Um crítico do Evangelho escreveu certa feita que nada estava mais fadado ao fracasso do que crer e ser discípulo de Jesus. “Um mestre de carreira oscilante, de fama duvidosa, pobre e que foi assassinado entre ladrões. Um bando de discípulos vacilantes, dentre os quais um foi seu traidor, outro o negou e os demais fugiram. E todos sem exceção morreram sem glória.” Há uma verdade nisso aí, “todos morreram sem glória”, é exatamente aqui que reside o sucesso e a vitalidade da Igreja, o fato de a glória não ser usurpada de quem de direito, a saber, o Senhor Jesus.

George Müller foi um pastor e um ministro bem sucedido e uma vez indagado sobre o segredo desse sucesso, respondeu sem titubear: “O segredo é que George Müller morreu já há alguns anos.” Isto é, esse ministro aprovado por Deus não buscou glória e sucesso para si, não quis os louros da glória por alguma coisa que não resultara simplesmente de seus talentos pessoais.

A Igreja e seus membros e oficiais precisam redescobrir este caminho do esvaziamento pessoal, da negação do ego, do desaparecimento da personalidade para que Cristo e só Ele fique na evidência. Que Ele e só Ele receba o reconhecimento e a gratidão dos homens.

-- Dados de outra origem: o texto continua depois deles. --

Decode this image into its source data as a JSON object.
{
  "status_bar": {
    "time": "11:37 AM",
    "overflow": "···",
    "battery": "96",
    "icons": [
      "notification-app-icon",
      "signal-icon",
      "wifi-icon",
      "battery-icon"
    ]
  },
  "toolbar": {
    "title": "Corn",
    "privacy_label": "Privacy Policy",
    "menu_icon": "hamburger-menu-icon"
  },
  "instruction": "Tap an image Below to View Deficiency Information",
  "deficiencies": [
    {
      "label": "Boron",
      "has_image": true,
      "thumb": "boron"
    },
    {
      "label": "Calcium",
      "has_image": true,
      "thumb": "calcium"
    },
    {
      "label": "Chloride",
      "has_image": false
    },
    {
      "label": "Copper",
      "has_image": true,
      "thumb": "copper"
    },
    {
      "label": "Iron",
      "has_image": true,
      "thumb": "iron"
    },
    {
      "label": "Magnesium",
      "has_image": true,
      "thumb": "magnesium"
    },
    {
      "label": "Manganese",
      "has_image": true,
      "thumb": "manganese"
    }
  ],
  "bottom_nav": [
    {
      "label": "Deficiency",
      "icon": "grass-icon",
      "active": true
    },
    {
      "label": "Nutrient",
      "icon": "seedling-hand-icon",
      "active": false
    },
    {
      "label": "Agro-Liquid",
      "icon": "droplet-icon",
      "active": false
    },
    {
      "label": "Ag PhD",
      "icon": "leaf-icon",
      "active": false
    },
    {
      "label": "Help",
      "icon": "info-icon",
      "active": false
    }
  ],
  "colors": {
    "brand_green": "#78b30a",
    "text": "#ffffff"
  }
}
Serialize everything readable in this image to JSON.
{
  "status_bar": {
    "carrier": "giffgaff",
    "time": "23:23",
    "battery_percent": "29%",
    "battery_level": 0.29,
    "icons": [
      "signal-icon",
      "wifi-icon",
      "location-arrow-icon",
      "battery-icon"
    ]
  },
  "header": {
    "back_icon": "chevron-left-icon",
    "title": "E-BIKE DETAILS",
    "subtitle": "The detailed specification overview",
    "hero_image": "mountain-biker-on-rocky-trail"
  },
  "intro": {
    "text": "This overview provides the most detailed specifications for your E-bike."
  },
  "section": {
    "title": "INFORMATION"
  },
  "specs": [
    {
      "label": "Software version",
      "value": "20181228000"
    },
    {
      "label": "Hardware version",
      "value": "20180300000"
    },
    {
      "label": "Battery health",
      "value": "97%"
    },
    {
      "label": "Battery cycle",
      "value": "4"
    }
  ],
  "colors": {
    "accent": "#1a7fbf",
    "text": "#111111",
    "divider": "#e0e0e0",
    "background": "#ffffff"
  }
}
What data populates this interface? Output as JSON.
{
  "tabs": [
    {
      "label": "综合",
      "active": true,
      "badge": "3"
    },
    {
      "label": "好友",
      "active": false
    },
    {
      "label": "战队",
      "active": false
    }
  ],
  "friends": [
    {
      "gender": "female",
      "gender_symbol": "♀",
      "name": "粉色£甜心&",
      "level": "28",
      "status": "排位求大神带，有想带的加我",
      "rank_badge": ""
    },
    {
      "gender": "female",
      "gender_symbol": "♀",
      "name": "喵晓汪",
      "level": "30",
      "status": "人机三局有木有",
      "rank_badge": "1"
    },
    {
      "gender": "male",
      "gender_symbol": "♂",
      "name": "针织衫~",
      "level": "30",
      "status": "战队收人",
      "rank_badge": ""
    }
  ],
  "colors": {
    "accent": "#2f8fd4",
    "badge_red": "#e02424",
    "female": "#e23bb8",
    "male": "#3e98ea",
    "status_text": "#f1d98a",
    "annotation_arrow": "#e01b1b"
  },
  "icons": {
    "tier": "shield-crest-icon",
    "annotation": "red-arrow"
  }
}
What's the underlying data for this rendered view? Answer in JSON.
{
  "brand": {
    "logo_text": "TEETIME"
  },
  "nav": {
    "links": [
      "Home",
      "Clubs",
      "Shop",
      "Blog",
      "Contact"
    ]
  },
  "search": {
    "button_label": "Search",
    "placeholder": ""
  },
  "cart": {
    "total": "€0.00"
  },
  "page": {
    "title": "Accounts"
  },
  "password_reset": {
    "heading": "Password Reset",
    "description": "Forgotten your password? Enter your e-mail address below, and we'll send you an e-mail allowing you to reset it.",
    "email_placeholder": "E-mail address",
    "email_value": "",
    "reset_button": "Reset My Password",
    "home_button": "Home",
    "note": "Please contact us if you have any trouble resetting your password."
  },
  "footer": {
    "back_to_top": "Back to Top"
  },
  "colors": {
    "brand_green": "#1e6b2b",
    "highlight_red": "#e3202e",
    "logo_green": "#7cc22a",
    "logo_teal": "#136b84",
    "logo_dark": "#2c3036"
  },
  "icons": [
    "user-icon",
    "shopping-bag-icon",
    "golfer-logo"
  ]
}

Em uma comunidade onde a liderança é muito ciosa de seu status, de sua posição, e se julga muito necessária e indispensável, aí sim as coisas começam a ficar complicadas, pois se tudo o que eu quero é fazer prevalecer a minha opinião, se o que eu digo deve ser assumido por todos como a voz da verdade e se eu e mais ninguém pode decidir no meu departamento ou na minha área, então fica evidente que eu quero ser o protagonista da história e não posso dividir a cena com ninguém....nem com Jesus.

Os atos de uma liderança madura, eficiente, biblicamente orientada, são marcados pelo amor. Amor em primeiro lugar a Deus o Pai, a seu Filho Jesus nosso Senhor e ao Espírito Santo nosso consolador. Amor à Igreja sua dileta noiva e seu corpo espiritual. Amor pelos santos em particular, pelos que foram salvos conosco e introduzidos na família dos filhos de Deus. Amor pelo Evangelho e pelos perdidos deste mundo. Só este amor pode livrar-nos do apego ao cargo ou função. Só este amor pode proteger-nos contra a vaidade exacerbada de nossa pretensa autoridade. Só este amor nos faz vazios, despossuidos de glória própria para sermos revestidos da glória de Deus.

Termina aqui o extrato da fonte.